Invasive hemodynamic parameters in patients with hepatorenal syndrome

Autor: Jerald Pelayo, Kevin Bryan Lo, Sahar Sultan, Eduardo Quintero, Eric Peterson, Grace Salacupa, Martin Angelo Zanoria, Geneva Guarin, Beth Helfman, Julien Sanon, Roy Mathew, Ali Yazdanyar, Victor Navarro, Gregg Pressman, Janani Rangaswami
Jazyk: angličtina
Rok vydání: 2022
Předmět:
Zdroj: International Journal of Cardiology: Heart & Vasculature, Vol 42, Iss , Pp 101094- (2022)
Druh dokumentu: article
ISSN: 2352-9067
DOI: 10.1016/j.ijcha.2022.101094
Popis: Background: Hepatorenal syndrome (HRS), a form of kidney dysfunction frequent in cirrhotic patients, is characterized by low filling pressures and impaired kidney perfusion due to peripheral vasodilation and reduced effective circulatory volume. Cardiorenal syndrome (CRS), driven by renal venous hypertension and elevated filling pressures, is a separate cause of kidney dysfunction in cirrhotic patients. The two entities, however, have similar clinical phenotypes. To date, limited invasive hemodynamic data are available to help distinguish the primary forces behind worsened kidney function in cirrhotic patients.
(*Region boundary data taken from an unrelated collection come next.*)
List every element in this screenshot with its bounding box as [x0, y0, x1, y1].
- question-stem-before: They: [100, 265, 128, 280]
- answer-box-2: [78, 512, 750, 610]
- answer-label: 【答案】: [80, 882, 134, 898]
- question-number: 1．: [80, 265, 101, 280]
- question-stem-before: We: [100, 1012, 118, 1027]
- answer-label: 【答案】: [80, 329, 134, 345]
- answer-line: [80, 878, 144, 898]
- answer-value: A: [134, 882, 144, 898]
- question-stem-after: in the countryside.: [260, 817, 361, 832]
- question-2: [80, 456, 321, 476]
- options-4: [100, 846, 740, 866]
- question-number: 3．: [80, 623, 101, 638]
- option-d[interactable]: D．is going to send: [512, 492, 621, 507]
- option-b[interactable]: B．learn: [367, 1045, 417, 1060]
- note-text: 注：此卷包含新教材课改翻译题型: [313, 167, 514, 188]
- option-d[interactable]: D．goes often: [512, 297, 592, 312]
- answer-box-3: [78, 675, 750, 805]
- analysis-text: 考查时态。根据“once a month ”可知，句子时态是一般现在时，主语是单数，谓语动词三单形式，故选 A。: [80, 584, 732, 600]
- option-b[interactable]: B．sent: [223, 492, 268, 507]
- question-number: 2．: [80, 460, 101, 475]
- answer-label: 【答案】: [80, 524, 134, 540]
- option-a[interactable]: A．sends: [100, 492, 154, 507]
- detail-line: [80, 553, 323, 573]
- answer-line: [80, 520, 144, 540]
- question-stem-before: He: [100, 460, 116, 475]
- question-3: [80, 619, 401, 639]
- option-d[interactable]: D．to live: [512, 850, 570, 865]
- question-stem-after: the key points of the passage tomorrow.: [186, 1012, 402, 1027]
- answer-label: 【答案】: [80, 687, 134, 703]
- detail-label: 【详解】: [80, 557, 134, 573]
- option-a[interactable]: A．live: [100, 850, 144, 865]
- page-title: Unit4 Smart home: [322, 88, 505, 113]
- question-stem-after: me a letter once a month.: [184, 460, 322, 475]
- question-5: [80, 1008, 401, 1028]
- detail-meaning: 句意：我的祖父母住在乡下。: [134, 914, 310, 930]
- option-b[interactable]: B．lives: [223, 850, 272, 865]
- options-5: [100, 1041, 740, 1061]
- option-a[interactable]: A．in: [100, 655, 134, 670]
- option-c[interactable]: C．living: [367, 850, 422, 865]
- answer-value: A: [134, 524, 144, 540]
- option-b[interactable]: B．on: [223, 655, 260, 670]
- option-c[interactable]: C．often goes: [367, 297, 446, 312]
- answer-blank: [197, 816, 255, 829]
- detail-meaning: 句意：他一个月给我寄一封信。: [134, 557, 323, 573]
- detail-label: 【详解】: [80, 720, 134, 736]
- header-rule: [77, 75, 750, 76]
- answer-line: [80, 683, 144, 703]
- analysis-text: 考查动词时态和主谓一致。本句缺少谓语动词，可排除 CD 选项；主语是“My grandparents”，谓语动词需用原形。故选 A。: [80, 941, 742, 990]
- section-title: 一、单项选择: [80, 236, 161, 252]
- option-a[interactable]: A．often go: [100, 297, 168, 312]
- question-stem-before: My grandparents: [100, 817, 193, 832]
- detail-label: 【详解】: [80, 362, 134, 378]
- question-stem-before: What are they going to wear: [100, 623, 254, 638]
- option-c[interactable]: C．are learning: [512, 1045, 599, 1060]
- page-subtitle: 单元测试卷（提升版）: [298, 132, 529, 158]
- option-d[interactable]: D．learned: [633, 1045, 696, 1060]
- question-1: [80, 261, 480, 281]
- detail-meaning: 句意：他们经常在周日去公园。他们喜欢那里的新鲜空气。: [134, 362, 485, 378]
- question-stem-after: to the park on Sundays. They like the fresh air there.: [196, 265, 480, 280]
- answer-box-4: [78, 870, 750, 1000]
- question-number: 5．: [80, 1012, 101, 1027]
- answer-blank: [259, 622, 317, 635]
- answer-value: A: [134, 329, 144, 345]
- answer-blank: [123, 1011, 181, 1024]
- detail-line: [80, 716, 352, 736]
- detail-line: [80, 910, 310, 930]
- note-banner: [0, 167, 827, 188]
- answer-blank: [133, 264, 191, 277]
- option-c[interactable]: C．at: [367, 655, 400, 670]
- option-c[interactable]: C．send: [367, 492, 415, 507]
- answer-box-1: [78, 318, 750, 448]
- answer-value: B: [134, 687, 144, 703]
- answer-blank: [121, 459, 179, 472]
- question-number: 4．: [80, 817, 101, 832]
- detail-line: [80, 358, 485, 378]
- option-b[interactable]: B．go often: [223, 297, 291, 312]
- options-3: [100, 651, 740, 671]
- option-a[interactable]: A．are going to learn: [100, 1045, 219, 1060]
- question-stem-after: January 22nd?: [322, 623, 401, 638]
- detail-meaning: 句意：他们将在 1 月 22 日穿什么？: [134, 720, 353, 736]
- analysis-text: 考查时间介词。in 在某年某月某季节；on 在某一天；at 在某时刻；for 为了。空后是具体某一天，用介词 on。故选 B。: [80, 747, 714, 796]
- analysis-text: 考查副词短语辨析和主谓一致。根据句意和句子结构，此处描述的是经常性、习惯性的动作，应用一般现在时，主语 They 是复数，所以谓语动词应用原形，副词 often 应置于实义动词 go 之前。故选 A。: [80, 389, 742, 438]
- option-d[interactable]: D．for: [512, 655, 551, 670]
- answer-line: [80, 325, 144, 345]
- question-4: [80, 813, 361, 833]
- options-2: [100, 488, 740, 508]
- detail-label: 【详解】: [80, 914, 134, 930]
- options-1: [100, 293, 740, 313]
Objective: Our aim was to analyze invasive hemodynamic profiles and kidney outcomes in patients with cirrhosis who met criteria for HRS. Methods: We conducted a single center retrospective study among cirrhotic patients with worsening kidney function admitted for liver transplant evaluation between 2010 and 2020. All met accepted criteria for HRS and underwent concurrent right heart catheterization (RHC). Results: 127 subjects were included. 79 had right atrial pressure >10 mmHg, 79 had wedge pressure >15 mmHg, and 68 had both. All patients with elevated wedge pressure were switched from volume loading to diuretics resulting in significant reductions between admission and post diuresis creatinine values (2.0 [IQR 1.5–2.8] vs 1.5 [IQR 1.2–2.2]; p = 0.003). Conclusion: 62% of patients diagnosed with HRS by clinical criteria have elevated filling pressures. Improvement of renal function after diuresis suggests the presence of CRS physiology in these patients. Invasive hemodynamic data profiling can lead to meaningful change in management of cirrhotic patients with worsened kidney function, guiding appropriate therapies based on filling pressures.